I can not say that the Chautauqua Idea, pure and simple, has as yet taken root in England; but there are approximations to it, and the principles of which it is an embodiment are everywhere gaining ground. To my mind Chautauqua stands for the keeping together of many things which God hath joined, and which men are too apt to put asunder. First, I think of holiday recreation and wholesome study which many imagine to be mutually destructive, whereas our experience proves them to be mutually helpful. Well, the people here are beginning to appreciate this. In connection with the great “Fisheries Exhibition,” which was the chief novelty of the London season, last year, courses of useful instruction were organized; and this year, as an important part of “The Health Exhibition,” which has taken its place, lecture courses, bearing on important branches of sanitary science, have been delivered, and a number of useful little manuals, like those with which we have become familiar in our Chautauqua course, have been issued, one of them by Mrs. Gladstone.

Then, I think of secular and sacred culture, which there has been quite too much disposition in our day to separate, and which are, in my opinion, so happily combined in our studies. Here I am reminded of the recent great Sunday-school meeting at Exeter Hall, which I had the privilege of addressing, where the chair was occupied by the Hon. A. J. Mundella, who manages with such ability and energy the educational department of the government. Mr. Mundella, who has risen from a very humble position, had the foundation of his education laid in the Sunday-school, and a night school connected with it, and when very young, received much stimulus and encouragement by the presentation of a Bible for proficiency in his Sunday-school lessons. He does not forget his obligation, and his speech that evening from the chair was eminently hearty and satisfactory. I am reminded, also, in the same connection, of an important meeting held recently in the Jerusalem Chamber, a private meeting, from which reporters were excluded, and which, therefore, I must not report to you further than to say that it was a representative gathering of leading men of all denominations, including some distinguished Roman Catholics, (one of whom, by the by, made the finest speech of the evening), to consider the question whether it was possible under a system of State Education in a country like England satisfactorily to combine secular and religious instruction.

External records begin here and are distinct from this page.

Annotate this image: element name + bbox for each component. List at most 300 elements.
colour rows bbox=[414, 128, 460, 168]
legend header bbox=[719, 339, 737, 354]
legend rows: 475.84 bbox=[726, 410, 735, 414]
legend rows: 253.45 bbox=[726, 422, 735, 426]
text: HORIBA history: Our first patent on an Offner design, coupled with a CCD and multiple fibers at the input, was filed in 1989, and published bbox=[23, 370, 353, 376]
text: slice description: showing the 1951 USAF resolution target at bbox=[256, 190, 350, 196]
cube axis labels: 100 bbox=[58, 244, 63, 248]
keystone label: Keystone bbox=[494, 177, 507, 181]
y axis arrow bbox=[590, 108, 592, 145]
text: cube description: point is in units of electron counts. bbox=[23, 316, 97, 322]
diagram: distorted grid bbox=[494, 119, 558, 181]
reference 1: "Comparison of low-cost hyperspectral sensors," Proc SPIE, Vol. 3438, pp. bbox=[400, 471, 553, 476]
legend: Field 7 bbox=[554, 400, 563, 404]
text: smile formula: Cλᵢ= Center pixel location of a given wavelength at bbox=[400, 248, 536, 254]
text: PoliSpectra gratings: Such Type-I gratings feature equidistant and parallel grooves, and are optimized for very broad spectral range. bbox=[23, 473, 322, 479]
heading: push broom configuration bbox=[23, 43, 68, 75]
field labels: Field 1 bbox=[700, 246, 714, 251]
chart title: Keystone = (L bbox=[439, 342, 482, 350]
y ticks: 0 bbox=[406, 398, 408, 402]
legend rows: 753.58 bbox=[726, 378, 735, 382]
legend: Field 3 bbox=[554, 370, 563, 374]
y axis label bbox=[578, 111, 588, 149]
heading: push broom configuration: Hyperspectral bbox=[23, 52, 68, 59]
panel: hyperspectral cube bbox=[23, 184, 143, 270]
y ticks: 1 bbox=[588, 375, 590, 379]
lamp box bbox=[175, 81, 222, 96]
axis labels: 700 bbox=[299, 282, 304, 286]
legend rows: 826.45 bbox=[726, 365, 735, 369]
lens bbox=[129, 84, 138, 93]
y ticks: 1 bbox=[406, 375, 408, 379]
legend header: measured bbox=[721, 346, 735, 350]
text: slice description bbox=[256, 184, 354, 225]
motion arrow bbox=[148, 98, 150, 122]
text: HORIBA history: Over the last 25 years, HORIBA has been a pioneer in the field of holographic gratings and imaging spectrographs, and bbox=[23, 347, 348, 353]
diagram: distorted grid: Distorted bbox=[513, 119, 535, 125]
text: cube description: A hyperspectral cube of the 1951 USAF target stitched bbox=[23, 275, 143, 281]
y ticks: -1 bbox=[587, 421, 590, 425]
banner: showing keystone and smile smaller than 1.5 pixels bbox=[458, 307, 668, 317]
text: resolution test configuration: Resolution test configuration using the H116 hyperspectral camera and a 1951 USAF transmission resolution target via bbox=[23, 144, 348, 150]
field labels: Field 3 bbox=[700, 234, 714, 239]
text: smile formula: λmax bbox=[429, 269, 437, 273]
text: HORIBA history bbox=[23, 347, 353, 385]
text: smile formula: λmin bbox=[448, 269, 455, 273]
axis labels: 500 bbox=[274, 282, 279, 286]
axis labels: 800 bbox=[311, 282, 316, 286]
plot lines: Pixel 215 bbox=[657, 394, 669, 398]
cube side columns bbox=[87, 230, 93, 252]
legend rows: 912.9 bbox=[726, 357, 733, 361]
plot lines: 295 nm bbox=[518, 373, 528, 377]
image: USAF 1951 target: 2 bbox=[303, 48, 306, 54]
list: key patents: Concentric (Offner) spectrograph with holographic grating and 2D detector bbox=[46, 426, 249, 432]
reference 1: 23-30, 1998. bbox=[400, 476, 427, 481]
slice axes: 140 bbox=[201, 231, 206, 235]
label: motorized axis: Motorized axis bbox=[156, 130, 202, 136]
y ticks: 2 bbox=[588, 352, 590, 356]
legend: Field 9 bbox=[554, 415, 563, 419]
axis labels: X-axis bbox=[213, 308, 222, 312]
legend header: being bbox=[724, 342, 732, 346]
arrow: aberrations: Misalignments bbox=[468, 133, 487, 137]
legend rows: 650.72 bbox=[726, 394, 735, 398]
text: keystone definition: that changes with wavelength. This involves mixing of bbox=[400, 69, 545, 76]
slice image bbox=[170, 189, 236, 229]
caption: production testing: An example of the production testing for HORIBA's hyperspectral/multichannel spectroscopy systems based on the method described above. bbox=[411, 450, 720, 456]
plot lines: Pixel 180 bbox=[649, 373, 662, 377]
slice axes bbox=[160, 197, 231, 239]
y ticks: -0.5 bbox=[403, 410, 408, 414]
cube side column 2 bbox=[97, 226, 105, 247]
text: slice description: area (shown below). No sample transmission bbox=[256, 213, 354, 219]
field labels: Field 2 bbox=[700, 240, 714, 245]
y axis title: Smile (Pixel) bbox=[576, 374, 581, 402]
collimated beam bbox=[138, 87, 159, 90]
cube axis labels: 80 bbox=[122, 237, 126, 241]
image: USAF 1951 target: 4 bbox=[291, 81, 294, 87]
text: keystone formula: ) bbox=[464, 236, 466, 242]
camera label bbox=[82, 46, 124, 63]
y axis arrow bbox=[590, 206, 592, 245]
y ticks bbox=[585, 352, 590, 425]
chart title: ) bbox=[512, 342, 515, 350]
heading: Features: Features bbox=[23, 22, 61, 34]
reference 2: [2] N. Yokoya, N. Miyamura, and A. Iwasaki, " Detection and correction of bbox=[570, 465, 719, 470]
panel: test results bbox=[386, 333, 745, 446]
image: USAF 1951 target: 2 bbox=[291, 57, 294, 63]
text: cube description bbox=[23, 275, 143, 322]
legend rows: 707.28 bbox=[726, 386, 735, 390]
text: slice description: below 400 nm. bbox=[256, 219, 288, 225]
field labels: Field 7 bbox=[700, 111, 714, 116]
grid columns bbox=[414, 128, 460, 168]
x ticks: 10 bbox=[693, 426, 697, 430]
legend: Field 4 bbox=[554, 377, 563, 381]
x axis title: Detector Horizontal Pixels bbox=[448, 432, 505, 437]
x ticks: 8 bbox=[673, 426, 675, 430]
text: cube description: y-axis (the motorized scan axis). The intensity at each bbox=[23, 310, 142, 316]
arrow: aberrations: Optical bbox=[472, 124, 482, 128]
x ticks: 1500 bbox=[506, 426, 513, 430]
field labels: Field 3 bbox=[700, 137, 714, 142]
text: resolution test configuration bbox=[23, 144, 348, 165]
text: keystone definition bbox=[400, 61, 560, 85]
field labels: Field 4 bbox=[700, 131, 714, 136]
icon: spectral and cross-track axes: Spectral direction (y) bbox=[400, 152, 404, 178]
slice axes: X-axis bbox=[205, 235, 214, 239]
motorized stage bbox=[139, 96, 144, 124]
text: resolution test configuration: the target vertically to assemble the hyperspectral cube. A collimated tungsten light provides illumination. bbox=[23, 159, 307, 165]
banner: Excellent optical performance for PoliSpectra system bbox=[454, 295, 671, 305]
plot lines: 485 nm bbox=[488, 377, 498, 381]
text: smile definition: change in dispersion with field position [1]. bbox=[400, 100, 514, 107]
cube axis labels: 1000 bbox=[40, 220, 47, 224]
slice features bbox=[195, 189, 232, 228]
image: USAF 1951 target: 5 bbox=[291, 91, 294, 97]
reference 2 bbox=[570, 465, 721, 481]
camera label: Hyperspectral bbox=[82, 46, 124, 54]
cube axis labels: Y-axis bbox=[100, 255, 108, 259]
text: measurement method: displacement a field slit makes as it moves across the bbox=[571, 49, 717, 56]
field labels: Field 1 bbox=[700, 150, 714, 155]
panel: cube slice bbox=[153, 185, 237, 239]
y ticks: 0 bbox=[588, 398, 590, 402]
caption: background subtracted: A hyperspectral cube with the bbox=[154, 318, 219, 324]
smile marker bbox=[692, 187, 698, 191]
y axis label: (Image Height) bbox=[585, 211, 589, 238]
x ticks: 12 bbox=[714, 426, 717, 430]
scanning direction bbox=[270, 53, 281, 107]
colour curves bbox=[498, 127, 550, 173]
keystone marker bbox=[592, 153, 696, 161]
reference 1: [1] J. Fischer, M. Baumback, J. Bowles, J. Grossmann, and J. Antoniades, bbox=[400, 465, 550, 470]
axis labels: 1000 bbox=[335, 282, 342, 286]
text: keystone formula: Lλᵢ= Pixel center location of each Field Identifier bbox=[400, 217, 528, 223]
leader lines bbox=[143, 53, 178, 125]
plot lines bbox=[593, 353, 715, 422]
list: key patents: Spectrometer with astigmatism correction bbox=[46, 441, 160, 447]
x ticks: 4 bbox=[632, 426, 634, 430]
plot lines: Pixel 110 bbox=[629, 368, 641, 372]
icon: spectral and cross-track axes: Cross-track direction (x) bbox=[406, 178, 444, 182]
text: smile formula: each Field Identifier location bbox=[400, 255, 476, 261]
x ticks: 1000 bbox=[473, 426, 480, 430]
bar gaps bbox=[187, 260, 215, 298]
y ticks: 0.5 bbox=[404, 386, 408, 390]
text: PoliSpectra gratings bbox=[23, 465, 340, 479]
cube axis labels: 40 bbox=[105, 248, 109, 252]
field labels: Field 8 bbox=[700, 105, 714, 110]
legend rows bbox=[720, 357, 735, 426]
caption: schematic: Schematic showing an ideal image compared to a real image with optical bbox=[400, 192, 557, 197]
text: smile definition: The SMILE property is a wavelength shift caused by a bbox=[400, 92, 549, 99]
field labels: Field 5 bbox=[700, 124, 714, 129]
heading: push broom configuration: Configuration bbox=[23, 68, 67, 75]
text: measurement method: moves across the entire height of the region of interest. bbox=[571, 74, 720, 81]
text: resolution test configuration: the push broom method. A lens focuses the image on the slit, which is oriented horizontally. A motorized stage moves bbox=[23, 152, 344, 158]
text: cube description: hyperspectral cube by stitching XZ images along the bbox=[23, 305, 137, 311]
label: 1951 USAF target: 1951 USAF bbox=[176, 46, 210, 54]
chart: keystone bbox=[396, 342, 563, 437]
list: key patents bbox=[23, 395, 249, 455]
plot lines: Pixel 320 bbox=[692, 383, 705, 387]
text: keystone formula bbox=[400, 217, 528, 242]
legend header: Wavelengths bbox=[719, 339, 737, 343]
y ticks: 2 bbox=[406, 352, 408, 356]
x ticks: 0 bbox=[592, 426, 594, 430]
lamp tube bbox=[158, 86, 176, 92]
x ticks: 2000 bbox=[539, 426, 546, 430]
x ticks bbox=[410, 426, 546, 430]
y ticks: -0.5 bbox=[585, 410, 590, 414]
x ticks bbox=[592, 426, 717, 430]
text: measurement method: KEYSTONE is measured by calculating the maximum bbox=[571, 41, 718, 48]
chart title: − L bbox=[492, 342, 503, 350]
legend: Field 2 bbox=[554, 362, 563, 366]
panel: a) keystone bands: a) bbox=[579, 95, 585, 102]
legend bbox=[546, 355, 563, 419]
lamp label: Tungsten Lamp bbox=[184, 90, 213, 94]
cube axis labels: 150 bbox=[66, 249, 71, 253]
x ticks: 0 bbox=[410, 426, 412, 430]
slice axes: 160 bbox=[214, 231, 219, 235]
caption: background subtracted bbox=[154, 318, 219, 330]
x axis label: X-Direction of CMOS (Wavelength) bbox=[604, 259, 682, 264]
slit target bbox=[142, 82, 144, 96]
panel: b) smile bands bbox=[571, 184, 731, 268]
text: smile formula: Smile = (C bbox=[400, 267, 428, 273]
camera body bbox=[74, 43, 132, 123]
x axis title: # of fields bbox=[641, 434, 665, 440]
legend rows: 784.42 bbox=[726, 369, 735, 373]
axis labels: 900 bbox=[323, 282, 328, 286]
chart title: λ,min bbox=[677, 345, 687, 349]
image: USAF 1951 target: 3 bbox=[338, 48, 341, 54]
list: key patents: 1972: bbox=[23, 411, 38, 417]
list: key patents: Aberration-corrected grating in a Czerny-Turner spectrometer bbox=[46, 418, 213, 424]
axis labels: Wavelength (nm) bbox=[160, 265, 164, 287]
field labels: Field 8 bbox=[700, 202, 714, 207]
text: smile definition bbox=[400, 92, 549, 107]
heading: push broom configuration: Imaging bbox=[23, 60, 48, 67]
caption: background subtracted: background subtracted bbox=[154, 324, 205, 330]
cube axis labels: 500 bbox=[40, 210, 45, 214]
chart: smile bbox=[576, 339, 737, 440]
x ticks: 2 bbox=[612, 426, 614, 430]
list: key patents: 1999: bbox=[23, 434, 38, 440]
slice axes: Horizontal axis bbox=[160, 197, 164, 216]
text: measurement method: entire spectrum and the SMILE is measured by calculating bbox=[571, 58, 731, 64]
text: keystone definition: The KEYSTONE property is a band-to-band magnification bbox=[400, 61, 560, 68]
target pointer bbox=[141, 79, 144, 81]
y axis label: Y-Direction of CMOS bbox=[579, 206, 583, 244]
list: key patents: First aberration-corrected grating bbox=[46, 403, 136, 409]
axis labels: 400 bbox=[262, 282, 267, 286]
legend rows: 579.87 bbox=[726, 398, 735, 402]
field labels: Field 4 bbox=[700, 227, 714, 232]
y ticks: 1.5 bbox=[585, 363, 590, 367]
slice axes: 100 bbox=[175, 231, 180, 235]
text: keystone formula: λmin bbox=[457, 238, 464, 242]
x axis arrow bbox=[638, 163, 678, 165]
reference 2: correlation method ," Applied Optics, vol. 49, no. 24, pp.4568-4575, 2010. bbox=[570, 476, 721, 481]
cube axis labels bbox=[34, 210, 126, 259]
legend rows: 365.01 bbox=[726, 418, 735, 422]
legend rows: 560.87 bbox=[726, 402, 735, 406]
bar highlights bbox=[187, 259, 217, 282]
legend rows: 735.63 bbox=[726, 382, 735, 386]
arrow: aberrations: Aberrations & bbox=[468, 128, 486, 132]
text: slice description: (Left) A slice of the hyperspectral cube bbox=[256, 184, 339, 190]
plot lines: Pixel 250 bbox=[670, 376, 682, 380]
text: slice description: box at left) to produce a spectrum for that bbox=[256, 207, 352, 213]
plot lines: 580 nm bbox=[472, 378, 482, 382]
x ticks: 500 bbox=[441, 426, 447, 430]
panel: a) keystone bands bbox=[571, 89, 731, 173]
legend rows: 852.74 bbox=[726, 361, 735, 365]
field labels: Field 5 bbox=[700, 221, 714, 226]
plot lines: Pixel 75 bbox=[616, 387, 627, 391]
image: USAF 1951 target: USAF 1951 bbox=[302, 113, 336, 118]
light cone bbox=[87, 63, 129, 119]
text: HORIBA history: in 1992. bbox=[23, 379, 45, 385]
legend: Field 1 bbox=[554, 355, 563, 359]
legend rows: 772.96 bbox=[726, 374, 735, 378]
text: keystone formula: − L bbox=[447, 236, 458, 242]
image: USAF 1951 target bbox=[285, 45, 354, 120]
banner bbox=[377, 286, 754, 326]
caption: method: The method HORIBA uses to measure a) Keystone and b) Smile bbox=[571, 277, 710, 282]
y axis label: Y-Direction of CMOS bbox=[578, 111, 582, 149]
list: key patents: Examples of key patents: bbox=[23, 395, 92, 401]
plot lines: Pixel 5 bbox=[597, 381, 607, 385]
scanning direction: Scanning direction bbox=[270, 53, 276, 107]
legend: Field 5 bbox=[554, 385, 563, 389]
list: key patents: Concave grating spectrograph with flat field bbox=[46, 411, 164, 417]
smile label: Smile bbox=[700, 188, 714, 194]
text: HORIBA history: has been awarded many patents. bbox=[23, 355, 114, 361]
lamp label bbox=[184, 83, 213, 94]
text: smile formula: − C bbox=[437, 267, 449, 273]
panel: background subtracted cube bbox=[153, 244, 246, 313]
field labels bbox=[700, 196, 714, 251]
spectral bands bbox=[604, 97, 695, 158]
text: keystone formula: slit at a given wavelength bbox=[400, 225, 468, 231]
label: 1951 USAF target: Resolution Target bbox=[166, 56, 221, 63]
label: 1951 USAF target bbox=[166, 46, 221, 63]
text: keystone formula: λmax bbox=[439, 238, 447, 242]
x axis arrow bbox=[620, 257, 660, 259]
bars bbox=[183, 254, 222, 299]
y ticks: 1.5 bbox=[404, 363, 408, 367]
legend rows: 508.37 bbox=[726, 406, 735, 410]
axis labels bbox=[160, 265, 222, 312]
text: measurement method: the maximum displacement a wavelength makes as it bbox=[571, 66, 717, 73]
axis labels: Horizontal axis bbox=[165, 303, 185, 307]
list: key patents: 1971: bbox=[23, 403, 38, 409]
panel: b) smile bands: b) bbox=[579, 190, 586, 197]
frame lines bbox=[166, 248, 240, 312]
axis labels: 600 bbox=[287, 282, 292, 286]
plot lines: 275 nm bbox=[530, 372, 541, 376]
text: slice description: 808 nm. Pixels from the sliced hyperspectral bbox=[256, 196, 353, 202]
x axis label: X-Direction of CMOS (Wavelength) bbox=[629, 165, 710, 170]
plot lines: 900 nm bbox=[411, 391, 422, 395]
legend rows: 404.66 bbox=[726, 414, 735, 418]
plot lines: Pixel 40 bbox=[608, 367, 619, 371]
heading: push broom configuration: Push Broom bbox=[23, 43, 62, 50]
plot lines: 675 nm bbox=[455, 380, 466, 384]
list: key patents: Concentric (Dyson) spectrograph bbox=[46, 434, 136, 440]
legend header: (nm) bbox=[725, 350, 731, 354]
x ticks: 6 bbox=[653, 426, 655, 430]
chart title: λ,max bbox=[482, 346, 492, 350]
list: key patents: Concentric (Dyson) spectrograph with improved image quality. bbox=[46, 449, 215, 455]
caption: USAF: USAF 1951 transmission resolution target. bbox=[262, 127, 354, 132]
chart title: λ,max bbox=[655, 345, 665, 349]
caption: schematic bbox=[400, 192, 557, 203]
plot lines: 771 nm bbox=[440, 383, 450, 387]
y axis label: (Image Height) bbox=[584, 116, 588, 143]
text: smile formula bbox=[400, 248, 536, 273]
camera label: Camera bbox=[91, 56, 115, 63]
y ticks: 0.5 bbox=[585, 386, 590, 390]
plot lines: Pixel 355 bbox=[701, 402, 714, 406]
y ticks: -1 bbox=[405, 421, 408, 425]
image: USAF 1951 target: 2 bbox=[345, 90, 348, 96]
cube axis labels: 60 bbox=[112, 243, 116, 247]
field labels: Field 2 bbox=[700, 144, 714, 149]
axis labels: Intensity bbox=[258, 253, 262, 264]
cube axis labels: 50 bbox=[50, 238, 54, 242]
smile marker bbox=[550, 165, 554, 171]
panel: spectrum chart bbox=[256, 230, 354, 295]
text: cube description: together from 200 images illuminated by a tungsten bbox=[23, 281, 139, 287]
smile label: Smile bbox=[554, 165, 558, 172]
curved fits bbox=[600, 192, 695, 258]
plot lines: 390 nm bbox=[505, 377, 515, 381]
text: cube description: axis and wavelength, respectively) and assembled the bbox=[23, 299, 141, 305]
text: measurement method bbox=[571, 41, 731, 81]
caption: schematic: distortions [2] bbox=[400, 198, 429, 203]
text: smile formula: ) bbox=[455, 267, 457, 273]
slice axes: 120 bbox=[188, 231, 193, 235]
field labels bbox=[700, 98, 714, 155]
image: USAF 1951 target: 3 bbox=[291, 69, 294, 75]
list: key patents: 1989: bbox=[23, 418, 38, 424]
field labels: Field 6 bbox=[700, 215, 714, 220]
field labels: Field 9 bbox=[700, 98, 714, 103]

And this suggests another of our pleasing combinations at Chautauqua, the drawing together, not only in fraternal feeling, but also in important work, of Christians of different denominations. I need not say that the current of the times still sets in the same direction. The meeting in the Jerusalem Chamber, above referred to, is an illustration of it; and as a farther indication I may refer to the fact that recently the rector of St. Paul’s, Cheswick, after due announcement, preached and conducted divine service for Mr. McLeod, successor to Dr. Cumming, of Crown Court. He did it with the full knowledge that it might get him into trouble; but he was willing to have the question tested at his expense. Considerable notice has been taken of it in various ways, but no one has ventured to make any complaint.

I take it that one prominent feature of the Chautauqua movement is the desire and endeavor to bring those privileges which have been hitherto to a large extent the possession of the few, within reach of as large a circle as possible—the attempt to bring the scholarship of the scholarly into far closer relations with the wants of the people. And here I am reminded of the new Oxford movement, of which you have no doubt heard—the resolution of a large number of young Oxonians to devote themselves to work in the East End of London for the educational and social amelioration of its wretched poor. The plan involves residences among the people and brotherly intercourse with them. It remains to be seen, whether, without those high Christian motives which have always been found necessary in the past, but so far are not at all acknowledged, there will be that “patient continuance in well-doing,” without which nothing worthy can be accomplished. But whatever may be thought as to the probable success and permanence of the movement, it is certainly a most gratifying sign of the times.

But I am allowing myself to drift into a treatise de omnibus rebus et quibus dam aliis, and must therefore call a halt, and come to a period, which I do with renewed congratulations for the past and hearty good wishes and earnest prayers for a happy holiday season, and a prosperous and fruitful year of work.

I shall not sign myself your Counselor, though you honor me with the title, for I am sure that any counsel I can give at this vast distance is of very small account, but I do heartily call myself your sincere friend,

John Monro Gibson.

Many kind letters of greeting and encouragement were read. No one stirred a deeper sympathy than that from Mrs. Abbey Gough, of Westfield, N. Y., the senior graduate of the C. L. S. C.:

“Although I am too feeble to be with you to-day, and although I am nearly eighty-four years old, I am with you in spirit. God bless the C. L. S. C., and God bless the Class of ’82.”

Dr. Vincent said: “This dear woman marched in through the gate when eighty-two years of age; her son of over fifty, or about fifty, behind her; his daughter of twenty, perhaps, behind him; three generations in that Class of ’82. She still lives, at the age of eighty-four, to give greeting on this glad day.”